Breuer, as a student of the Bauhaus movement, may best be remembered for his furniture designs, in particular the Wassily Chair, but his architectural designs--nearly 150 buildings on 4 continents--speak to his influence on modern architecture around the world.  Grosse Pointe was no exception.

Dexter M. Ferry  and Murray W. Sales commissioned Breuer to design the Grosse Pointe Central Library in 1951. Dexter Ferry's son, W. Hawkins Ferry had been a student of Breuer's at Harvard University. 

Perhaps one of the most interesting and recognizable features of Central Library are its large windows. Marcel Breuer: the Career and the Buildingsby Isabelle Hyman details the Breuer design, "The large and luminous main reading room has one wall almost fully glazed, compartmentalized by three full pilasters making four large bays, each subdivided by mullions into four lights over three in a typical Breuer rhythm of 1, 3, 4."

According to James Moffet, Assistant Director of the Grosse Pointe Public Library, the "large window wall to admit light and allow the artwork to be viewed both inside and outside the building, and the syncopated window mullion treatment to give visual interest to the glass.” Indeed, the large wire mobile in the main reading room is visible from across the street.

Moffet has spent a great deal of his own personal and professional time researching our library, and often gives tours to groups from the Detroit Institute of Arts. “Breuer viewed the library not as a repository of books but as a meeting point of social, cultural, and civic functions for the community. He said a library building should be ‘a synthesis of architecture, furnishings, and fine art.’”

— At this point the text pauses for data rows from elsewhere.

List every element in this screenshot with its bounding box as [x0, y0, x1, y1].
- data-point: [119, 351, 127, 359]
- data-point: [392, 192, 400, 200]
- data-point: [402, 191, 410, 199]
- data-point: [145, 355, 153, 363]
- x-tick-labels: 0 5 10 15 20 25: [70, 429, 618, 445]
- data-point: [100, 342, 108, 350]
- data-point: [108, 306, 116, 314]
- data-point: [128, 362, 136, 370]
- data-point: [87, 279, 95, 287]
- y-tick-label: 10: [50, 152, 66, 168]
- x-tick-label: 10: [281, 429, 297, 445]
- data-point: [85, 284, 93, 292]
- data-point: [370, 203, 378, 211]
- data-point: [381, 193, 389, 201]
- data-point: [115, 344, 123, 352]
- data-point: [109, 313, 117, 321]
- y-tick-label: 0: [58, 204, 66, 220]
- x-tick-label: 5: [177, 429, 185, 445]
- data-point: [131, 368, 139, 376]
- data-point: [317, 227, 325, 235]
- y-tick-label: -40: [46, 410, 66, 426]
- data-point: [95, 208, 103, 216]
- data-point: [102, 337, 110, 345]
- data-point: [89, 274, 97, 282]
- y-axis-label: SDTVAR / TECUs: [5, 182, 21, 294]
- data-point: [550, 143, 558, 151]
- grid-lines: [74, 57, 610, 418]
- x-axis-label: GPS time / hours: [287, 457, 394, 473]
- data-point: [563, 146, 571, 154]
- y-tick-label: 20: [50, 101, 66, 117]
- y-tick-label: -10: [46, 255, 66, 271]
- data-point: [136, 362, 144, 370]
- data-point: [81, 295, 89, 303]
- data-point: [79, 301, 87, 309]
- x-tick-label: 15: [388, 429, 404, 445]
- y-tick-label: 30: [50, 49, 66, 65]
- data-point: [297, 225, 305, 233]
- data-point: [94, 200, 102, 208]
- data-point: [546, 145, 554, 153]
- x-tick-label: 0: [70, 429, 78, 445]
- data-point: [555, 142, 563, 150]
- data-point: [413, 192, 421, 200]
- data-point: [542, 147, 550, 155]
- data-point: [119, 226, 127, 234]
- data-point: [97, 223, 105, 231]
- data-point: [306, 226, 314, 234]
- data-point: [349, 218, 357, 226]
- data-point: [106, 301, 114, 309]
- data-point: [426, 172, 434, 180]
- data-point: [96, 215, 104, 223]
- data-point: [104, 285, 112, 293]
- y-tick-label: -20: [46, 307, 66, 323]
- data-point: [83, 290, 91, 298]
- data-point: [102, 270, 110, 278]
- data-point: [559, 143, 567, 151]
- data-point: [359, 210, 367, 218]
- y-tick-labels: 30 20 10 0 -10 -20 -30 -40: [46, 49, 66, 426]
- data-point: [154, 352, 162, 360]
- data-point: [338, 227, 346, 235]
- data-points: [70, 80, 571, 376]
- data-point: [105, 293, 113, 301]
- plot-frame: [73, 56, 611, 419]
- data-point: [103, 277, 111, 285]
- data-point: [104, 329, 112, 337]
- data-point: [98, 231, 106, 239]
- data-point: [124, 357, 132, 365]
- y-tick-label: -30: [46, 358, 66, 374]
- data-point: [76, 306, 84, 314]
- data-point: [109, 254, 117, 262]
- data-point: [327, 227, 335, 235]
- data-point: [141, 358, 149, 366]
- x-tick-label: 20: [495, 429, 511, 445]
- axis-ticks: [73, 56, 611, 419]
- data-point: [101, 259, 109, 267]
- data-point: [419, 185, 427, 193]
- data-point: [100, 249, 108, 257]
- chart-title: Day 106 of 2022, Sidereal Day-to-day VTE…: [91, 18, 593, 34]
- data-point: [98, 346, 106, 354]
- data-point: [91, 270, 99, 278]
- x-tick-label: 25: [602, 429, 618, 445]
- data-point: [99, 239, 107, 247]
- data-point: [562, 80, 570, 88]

While this modern structure doesn’t necessarily fit in architecturally with the rest of the area, Breuer was asked to to  sure his design at least had some elements that would help it to peacefully coexist with the surrounding buildings, including Grosse Pointe South. According to Hyman,"guidelines for Breuer suggested that the new library 'not conflict' with the school's traditional architecture."

The timing of Breuer's commission of Central Library is also noteworthy according to Moffet, “At the time of his commission to design Central Library he was one of the best known architects in the world, and at the same time he was working on Central was commissioned to design the United Nations Educational, Scientific, and Cultural Organization (UNESCO) Headquarters, in Paris.”

But Is it beloved?

Well, the jury may be out on whether or not Pointer’s have been enraptured by the mid-century modern library at the corner of Kercheval Avenue and Fisher Road for past 58 years, but the building was met with rave reviews at the dedication on Jan. 25, 1953. 

According to a front-page report of the dedication from the Jan. 29 issue of Grosse Pointe News, "Pointe residents...estimates went as high as 3,000...flocked to Kercheval Avenue and Fisher Road Sunday afternoon to attend dedication services an inspect their new Central Library.  All came away thoroughly impressed with the beautiful modern structure..."

Whether you love it or hate it—or are one of the rare few who has a soft spot for the Bauhaus building in our backyard—there is more to our little library than its exterior. Another unique aspect of our Central library is its original commissioned modern art, most notably: a Wassily Kandinsky tapestry, an Alexander Calder wire mobile and a Lymon Kipp 22’ tall installation of steel entitled, “A Salute to Knowledge.”